Instantly upgrade your everyday rice with this incredibly fluffy and aromatic saffron rice. It’s a perfect complement to any dish.
Why you’ll love this recipe:
Cooked rice is a weekly staple in our house! It works pretty much with any meal, whether we’re having chicken, seafood, beef, curry- anything really!
But sometimes plain ol’ rice gets a little boring and doesn’t cut it for special occasions. Do you feel the same? That’s when this pretty, vibrant saffron rice comes to the rescue.
A pinch of saffron transforms a regular rice into special-occasion-worthy side dish! I especially like to serve saffron rice with seafood, like my steelhead trout.
Oh, did I mention how fluffy this rice is? And you don’t even need a special rice cooker to achieve that. I’ve cooked rice on the stovetop for my entire life and I have a tip or two to share with you in a bit. Don’t worry, you won’t burn it, I promise!
So, what’s the secret to perfectly fluffy rice?
- Use the correct amount of liquid. This is very important! Too much water, and you’ll get mushy rice. Too little water and you may burn the rice, or undercook it. My mom taught me that the liquid should come up about 1 inch above the rice (about the width of 2 fingers).
- Cook it covered and undisturbed low and slow. This means no peeking! First, bring the mixture to a boil over medium-high heat, and then immediately reduce the heat to low and let it cook gently for at least 15 minutes, still covered.
- Gently fluff the cooked rice with a wooden spoon or fork.
- Purchase high-quality saffron threads. There are many different kinds of saffron out there: Spanish, Indian, Afghan, etc. The origin isn’t that important though. What’s important is its color. High-quality saffron has a deep red color, without many yellow styles, which has no taste and only contributes dead weight. I like this Afghan saffron, but this Spanish one is pretty good too, both of these are the highest grade. I don’t suggest using saffron powder, because it’s difficult to determine its quality. If you wanna learn more about saffron, like how it’s harvested, the history, its grading system, read this article. It’s so interesting!

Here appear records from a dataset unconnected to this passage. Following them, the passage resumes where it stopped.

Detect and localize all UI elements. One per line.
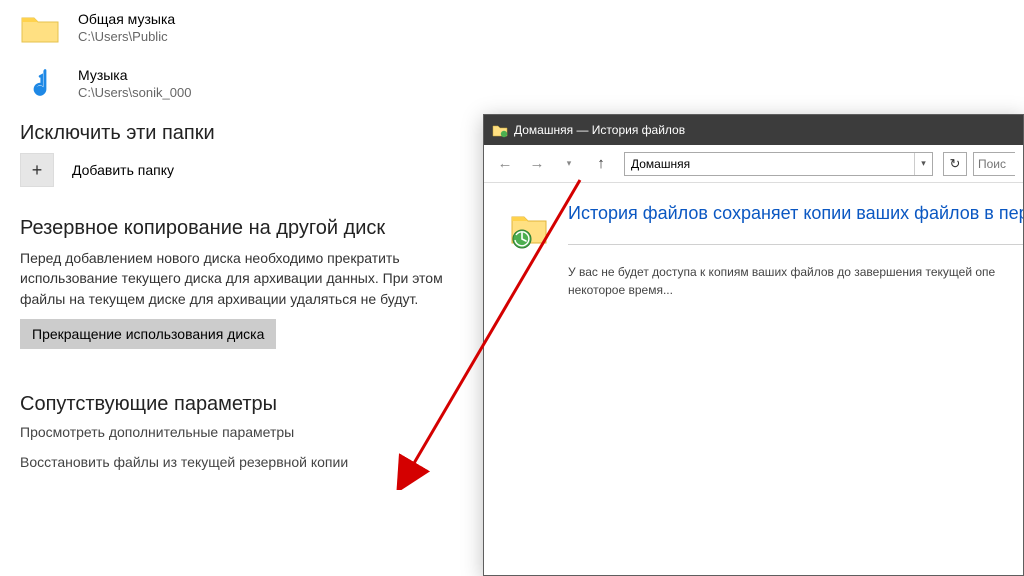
titlebar[interactable]: Домашняя — История файлов <box>484 115 1023 145</box>
address-dropdown[interactable]: ▾ <box>914 153 932 175</box>
file-history-window: Домашняя — История файлов ← → ▾ ↑ ▾ ↻ Ис… <box>483 114 1024 576</box>
folder-path: C:\Users\Public <box>78 29 175 46</box>
file-history-headline: История файлов сохраняет копии ваших фай… <box>568 203 1023 224</box>
address-input[interactable] <box>625 157 914 171</box>
folder-title: Музыка <box>78 66 191 84</box>
backup-other-heading: Резервное копирование на другой диск <box>20 217 460 240</box>
excluded-folder-row[interactable]: Музыка C:\Users\sonik_000 <box>20 66 460 102</box>
search-box[interactable] <box>973 152 1015 176</box>
add-folder-label: Добавить папку <box>72 162 174 178</box>
add-folder-button[interactable]: + <box>20 153 54 187</box>
nav-back-button[interactable]: ← <box>492 151 518 177</box>
backup-other-body: Перед добавлением нового диска необходим… <box>20 248 450 309</box>
app-icon <box>492 122 508 138</box>
link-restore-files[interactable]: Восстановить файлы из текущей резервной … <box>20 454 460 470</box>
address-bar[interactable]: ▾ <box>624 152 933 176</box>
refresh-button[interactable]: ↻ <box>943 152 967 176</box>
nav-up-button[interactable]: ↑ <box>588 151 614 177</box>
related-heading: Сопутствующие параметры <box>20 393 460 416</box>
nav-recent-dropdown[interactable]: ▾ <box>556 151 582 177</box>
search-input[interactable] <box>974 157 1015 171</box>
stop-using-disk-button[interactable]: Прекращение использования диска <box>20 319 276 349</box>
music-icon <box>20 66 60 102</box>
folder-title: Общая музыка <box>78 10 175 28</box>
toolbar: ← → ▾ ↑ ▾ ↻ <box>484 145 1023 183</box>
folder-icon <box>20 10 60 46</box>
folder-path: C:\Users\sonik_000 <box>78 85 191 102</box>
divider <box>568 244 1023 245</box>
file-history-message: У вас не будет доступа к копиям ваших фа… <box>568 263 1023 299</box>
link-more-options[interactable]: Просмотреть дополнительные параметры <box>20 424 460 440</box>
nav-forward-button[interactable]: → <box>524 151 550 177</box>
excluded-folder-row[interactable]: Общая музыка C:\Users\Public <box>20 10 460 46</box>
window-title: Домашняя — История файлов <box>514 123 685 137</box>
exclude-heading: Исключить эти папки <box>20 122 460 145</box>
file-history-icon <box>508 207 550 249</box>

Before using saffron threads, you want to steep them in hot water, this step is also called blooming. It releases its sweet floral aroma and vibrant color.
How to make this flavor-packed rice:
We’re going to infuse the rice with lots of flavors. And I’m not just talking about saffron. First, we’ll toast the rice in melted butter for a few minutes to build the first layer of flavor.
Once the butter is fully absorbed, we’ll add stock for another layer of flavor along with steeped saffron.
In the end, you’ll get such flavorful and vibrant rice that will complement any dish.
Can I make this recipe vegetarian?
Yes, just replace the chicken stock with vegetable stock.
Is there an alternative for basmati rice?
You can substitute jasmine rice in a pinch!
How to store leftover saffron rice:
Store in an airtight container for up to 4 days in the refrigerator. Reheat in the microwave until hot.
You can also freeze leftovers in freezer bags or airtight containers. You can add a small amount of water when reheating as it does get slightly dryer than fresh rice.
- 1/8 teaspoon saffron threads Note 1
- 2 tablespoons unsalted butter
- 1 cup (185g) basmati rice Note 2
- 1 ½ cups (360ml) low sodium chicken stock or vegetable stock
- ½ teaspoon coarse kosher salt
- To bloom saffron, put saffron threads in a small bowl. And add 2 tablespoons of boiling water. Let it to bloom for 10 minutes.
- Meanwhile, melt butter in a medium saucepan over medium high heat. (TIP: Make sure your saucepan has a tight-fitting lid. I use 2.5qt saucepan.)
- Add rice and cook it for 3-5 minutes, stirring constantly.
- Add stock, salt, and bloomed saffron with its water.
- Cover and bring it to a boil.
- Reduce heat to low and continue to cook until all the liquid is absorbed and rice is fully cooked, about 15 minutes. (NOTE: Don’t open the lid while rice is cooking.)
- Carefully fluff it with a wooden spoon, or fork, and serve.